Po roku udało mi się osiągnąć mój cel całkowicie.

Schemat zadziałał w 100%, więc zacząłem go powtarzać w innych dziedzinach życia: studia, a później praca. (prawie) zawsze z sukcesami.

Może wydać się to komuś śmieszne, ale nad stworzeniem i opanowaniem tego schematu pracowałem samodzielnie latami. Szkoda marnować tak dużo czasu, dlatego chciałbym się nim podzielić z Wami i ze wszystkimi Aspie, dając im drogę na skróty ku lepszemu, bardziej zrozumiałem dla NAS światu.

Uważam, że dopiero w wieku 19 lat moje życie stało się dla mnie pasją i polem do eksperymentowania z różnymi "programami", które implementowałem zgodnie z powyższym, kluczowym dla mnie schematem.

Stosujcie, wykorzystujcie ten schemat, uczcie go Wasze pociechy, a w razie pytań - służę Wam pomocą!

24 kwi 2014

Asperger w szkole, czyli jak (nie)dać nauczycielowi do wiwatu

Drodzy pedagodzy, nauczyciele, wychowawcy! Mam dla Was złą wiadomość: ZA jest słabo rozpoznawalny, gdy ktoś się nie zna na tej przypadłości... nawet dla psychologa! Dlaczego?

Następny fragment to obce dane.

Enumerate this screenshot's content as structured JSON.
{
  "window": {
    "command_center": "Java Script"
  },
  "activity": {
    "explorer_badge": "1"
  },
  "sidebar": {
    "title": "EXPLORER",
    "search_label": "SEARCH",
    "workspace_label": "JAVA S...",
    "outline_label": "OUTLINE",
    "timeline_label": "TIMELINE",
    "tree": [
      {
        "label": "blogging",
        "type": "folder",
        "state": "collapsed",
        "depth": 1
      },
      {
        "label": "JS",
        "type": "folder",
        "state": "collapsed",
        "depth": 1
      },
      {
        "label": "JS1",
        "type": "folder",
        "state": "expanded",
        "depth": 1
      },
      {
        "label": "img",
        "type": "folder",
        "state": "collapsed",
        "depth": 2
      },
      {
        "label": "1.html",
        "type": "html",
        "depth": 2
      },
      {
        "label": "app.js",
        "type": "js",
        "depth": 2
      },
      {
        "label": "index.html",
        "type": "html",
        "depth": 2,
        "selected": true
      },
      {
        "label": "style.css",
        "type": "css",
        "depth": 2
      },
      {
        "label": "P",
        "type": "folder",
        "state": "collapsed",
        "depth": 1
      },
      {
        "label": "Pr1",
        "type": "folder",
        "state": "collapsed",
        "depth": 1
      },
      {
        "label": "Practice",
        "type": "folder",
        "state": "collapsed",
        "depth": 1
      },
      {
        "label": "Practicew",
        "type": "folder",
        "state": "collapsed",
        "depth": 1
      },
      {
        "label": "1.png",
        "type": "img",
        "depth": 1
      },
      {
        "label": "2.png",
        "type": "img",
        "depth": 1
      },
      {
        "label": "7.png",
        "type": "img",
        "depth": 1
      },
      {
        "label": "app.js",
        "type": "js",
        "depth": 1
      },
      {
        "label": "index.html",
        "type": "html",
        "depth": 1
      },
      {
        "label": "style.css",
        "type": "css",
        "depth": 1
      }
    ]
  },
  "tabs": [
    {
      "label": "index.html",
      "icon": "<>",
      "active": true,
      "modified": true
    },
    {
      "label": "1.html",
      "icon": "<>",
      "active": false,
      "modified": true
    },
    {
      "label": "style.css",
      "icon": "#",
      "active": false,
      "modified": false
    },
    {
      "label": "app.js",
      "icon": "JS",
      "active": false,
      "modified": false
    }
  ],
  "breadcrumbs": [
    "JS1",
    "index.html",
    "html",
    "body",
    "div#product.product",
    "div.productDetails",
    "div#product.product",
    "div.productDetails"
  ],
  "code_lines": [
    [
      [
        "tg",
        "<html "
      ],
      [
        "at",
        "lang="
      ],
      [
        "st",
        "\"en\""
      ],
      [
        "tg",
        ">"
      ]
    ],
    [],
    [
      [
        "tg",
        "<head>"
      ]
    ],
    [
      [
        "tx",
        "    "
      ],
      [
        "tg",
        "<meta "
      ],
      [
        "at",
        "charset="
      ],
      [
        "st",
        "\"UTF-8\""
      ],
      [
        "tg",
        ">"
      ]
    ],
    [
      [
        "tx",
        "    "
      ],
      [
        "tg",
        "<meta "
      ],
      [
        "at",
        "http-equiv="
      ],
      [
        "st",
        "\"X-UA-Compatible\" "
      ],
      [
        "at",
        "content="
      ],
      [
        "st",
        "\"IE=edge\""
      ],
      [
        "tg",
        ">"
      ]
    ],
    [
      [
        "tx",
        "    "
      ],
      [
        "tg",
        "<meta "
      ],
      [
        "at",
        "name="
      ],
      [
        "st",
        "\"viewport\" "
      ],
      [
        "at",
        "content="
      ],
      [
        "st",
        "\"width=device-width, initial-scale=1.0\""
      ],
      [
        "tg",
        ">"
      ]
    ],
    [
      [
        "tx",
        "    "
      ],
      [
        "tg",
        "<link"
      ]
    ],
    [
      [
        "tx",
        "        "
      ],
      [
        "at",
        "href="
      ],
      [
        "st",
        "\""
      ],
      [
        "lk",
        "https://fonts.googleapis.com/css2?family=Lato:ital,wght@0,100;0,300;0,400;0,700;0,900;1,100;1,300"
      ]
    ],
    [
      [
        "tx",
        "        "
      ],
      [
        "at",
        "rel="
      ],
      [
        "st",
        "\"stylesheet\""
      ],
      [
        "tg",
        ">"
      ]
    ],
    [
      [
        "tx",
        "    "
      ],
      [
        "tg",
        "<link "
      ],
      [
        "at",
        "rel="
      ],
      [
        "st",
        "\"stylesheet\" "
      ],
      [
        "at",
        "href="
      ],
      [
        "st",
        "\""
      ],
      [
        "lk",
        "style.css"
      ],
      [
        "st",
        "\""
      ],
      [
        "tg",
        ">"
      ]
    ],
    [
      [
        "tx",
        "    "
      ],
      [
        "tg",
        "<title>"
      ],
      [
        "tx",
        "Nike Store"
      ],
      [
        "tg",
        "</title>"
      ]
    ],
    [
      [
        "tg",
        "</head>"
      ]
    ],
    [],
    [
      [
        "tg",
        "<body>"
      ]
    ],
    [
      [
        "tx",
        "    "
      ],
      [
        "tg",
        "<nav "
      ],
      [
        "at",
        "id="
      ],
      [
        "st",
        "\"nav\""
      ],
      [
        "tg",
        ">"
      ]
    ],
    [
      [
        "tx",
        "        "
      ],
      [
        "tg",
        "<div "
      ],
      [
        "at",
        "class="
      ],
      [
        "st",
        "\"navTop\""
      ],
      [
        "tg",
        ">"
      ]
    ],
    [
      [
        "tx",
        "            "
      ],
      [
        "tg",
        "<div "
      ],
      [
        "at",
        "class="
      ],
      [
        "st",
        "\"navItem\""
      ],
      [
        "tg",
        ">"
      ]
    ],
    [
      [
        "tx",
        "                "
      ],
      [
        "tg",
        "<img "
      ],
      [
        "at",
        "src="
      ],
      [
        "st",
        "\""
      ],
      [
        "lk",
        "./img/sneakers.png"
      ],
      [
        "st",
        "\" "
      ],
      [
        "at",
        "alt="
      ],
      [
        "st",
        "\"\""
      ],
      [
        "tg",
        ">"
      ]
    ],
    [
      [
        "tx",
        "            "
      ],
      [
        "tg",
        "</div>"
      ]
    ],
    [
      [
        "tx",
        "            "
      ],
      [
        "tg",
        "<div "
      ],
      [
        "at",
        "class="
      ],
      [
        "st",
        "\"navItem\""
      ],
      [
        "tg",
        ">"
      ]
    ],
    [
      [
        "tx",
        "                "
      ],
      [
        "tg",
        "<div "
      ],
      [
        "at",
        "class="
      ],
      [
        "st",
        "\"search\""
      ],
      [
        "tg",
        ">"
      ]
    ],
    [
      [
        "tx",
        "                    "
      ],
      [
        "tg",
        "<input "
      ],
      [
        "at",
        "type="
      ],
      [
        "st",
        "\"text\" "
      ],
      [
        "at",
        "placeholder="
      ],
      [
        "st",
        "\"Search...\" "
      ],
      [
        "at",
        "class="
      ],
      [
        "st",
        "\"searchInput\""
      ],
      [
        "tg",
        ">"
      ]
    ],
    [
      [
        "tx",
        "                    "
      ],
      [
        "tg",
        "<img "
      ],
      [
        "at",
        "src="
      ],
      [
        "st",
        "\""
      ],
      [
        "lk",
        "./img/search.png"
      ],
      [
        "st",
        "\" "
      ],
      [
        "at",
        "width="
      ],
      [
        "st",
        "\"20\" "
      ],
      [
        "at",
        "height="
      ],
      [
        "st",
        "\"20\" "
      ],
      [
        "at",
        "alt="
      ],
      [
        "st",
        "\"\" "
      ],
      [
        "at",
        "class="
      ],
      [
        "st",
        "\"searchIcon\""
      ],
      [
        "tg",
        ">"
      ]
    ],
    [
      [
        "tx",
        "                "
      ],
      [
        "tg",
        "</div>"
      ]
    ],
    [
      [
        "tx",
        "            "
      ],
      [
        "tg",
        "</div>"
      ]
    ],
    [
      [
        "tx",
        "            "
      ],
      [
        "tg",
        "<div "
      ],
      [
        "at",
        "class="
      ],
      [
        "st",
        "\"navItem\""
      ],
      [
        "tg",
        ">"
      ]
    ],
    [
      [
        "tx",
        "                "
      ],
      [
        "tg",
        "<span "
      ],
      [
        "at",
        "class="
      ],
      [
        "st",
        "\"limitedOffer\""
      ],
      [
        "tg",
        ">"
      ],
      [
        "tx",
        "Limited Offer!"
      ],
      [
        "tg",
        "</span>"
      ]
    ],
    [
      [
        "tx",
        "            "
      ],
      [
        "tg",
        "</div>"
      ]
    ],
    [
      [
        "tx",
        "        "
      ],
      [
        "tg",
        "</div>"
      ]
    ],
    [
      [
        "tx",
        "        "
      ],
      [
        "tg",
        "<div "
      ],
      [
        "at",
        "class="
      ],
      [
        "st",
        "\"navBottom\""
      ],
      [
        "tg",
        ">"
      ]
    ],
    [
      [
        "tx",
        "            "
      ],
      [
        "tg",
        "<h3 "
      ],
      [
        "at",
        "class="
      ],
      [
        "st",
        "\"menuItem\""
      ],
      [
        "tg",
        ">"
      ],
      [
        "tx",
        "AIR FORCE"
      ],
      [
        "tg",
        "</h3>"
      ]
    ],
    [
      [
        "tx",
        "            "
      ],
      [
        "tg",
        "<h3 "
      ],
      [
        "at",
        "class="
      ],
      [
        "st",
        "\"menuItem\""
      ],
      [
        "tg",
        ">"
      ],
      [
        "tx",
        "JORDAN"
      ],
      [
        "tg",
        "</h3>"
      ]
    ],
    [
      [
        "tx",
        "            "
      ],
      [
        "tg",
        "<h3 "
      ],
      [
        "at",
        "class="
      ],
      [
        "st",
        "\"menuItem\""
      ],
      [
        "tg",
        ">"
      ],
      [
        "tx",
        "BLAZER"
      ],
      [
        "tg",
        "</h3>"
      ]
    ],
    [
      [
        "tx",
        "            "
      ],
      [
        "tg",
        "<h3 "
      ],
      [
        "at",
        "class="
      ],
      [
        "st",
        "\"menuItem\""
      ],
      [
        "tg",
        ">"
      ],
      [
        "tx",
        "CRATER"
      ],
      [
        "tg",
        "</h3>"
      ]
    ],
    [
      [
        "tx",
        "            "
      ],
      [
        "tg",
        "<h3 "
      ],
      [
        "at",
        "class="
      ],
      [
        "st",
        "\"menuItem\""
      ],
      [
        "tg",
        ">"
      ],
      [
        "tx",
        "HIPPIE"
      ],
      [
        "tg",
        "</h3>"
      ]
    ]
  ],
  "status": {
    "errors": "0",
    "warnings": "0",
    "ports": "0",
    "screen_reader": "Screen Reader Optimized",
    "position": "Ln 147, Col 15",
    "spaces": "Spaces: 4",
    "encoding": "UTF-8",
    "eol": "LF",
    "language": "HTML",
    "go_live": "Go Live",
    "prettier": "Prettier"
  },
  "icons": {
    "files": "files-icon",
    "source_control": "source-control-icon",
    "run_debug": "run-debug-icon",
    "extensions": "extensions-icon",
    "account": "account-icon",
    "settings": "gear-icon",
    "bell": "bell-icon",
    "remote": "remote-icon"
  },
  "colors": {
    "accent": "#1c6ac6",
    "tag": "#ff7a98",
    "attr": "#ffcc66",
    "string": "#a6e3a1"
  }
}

Bo Aspie zachowuje się dziwnie, oto co może:

  1. być kujonem wygaszonym lub... kujonem zadającym trudne pytania
  2.  sprawiać wrażenie niezwykle mądrego lub... przygłupiego zadając durne pytania
  3. być cichym i posłusznym uczniem lub... rozrabiaką, o którym myślicie, że rodzice go nie wychowali albo ma ADHD
  4. mieć ogromną wiedzę (z niektórych przedmiotów) lub... nie mieć jej wcale (jeśli coś go nie interesuje)
  5. może w ogóle nie mieć kolegów lub... mieć ich całkiem sporo (bo np. jest cool i daje ściągać na przerwie prace domowe)
  6. może unikać kontaktu wzrokowego (często nauczyciele myślą, że ma kłopoty rodzinne) lub jest w Ciebie wpatrzony jak w obrazek (co wcale nie oznacza, że Cię słucha).

Takich dylematów znalazłoby się jeszcze kilka, ale ZA ma na szczęście nie tylko wady, ale i zalety. 

Zacznijmy od tych gorszych:

WADY:
  1. Aspie szybko Ci pokaże, czy jesteś dobry ze swojej dziedziny, czy jesteś profesjonalistą i czy masz zdolności do nauczania
  2. Aspie może nie dać Ci spokoju, jeśli jesteś nauczycielem z dziedziny, w której ma swoje zainteresowania (obsesje)
  3. Aspie będzie od Ciebie wymagał solidności, dotrzymywania obietnic i może zrobić Ci nawet publiczną awanturę, jeśli postąpisz wbrew zasadom, które ustaliłeś(aś)
  4. Aspie może się źle uczyć i być zwykłym tłukiem z Twojego przedmiotu
  5. Aspie może mieć zły wpływ na inne dzieci, które będą mu dokuczały, śmiały się z niego, alienowały się od niego
  6. Aspie nie zrobi niektórych rzeczy, choćby nie wiem co (np. jakieś ćwiczenie na WFie, zamknięcie się w sobie podczas odpowiedzi)

ZALETY:
  1. z Aspim możesz się dogadać - ale w specyficzny sposób: poproś, by został chwilę po lekcji i poproś go o dany sposób zachowania czy o unikanie sprawiania Ci trudności. Pamiętaj, że warto logicznie uargumentować swoją prośbę
  2. Gdy Aspiego interesuje zbyt wiele - wykorzystaj to i poproś o przygotowanie materiału na dany temat, który go fascynuje
  3. Aspiego łatwo nauczyć pożądanych schematów zachowań. Wystarczy mu przedstawić korzyści takiego a nie innego zachowania, poprosić o pomoc w tym wychowawcę i pedagoga/psychologa szkolnego
  4. Gdy zainteresujesz Aspiego swoim przedmiotem (a więc jesteś zdolnym pedagogiem), możesz liczyć na zaangażowanie z jego strony.
  5. Uważaj na kary, które dajesz Aspiemu: stanie w kącie, nagana, wizyta u dyrektora, nagana publiczna przed klasą jest w jego oczach zemstą i bolesnym aktem agresji, którego powodu nie zrozumie. On zazwyczaj nie zna powodów swoich przewinień i nie rozumie, że pewnych rzeczy robić mu nie wypada.

Jak uczyć Aspiego?

  1. mów przede wszystkim poprawnym językiem
  2. używaj zróżnicowanej intonacji swojej wypowiedzi
  3. pokazuj jak najwięcej przykładów i zastosowań w praktyce
  4. nie podnoś głosu pokazując zirytowanie, bo takie bodźce będą dla niego zbyt silne i jego uwaga może się wyłączyć
  5. Aspie czasem skarżą... I zwykle mają rację w swoich skargach. Gdy nie mają - wytłumacz dlaczego racja nie jest po ich stronie. Gdy mają - pociesz, ukarz winnego i bądź konsekwentny. Gdy zapomnisz o konsekwencji tego co mówiłeś, Aspie sobie to zapamięta! :)
  6. bądź tolerancyjny w dziwactwach Aspiego. Gdy reaguje niestosownie do sytuacji, naucz go poprawnego zachowania. Ale po lekcj ;)

Pamiętaj na wywiadówkach, że rodzice Aspiego też bywają Aspie!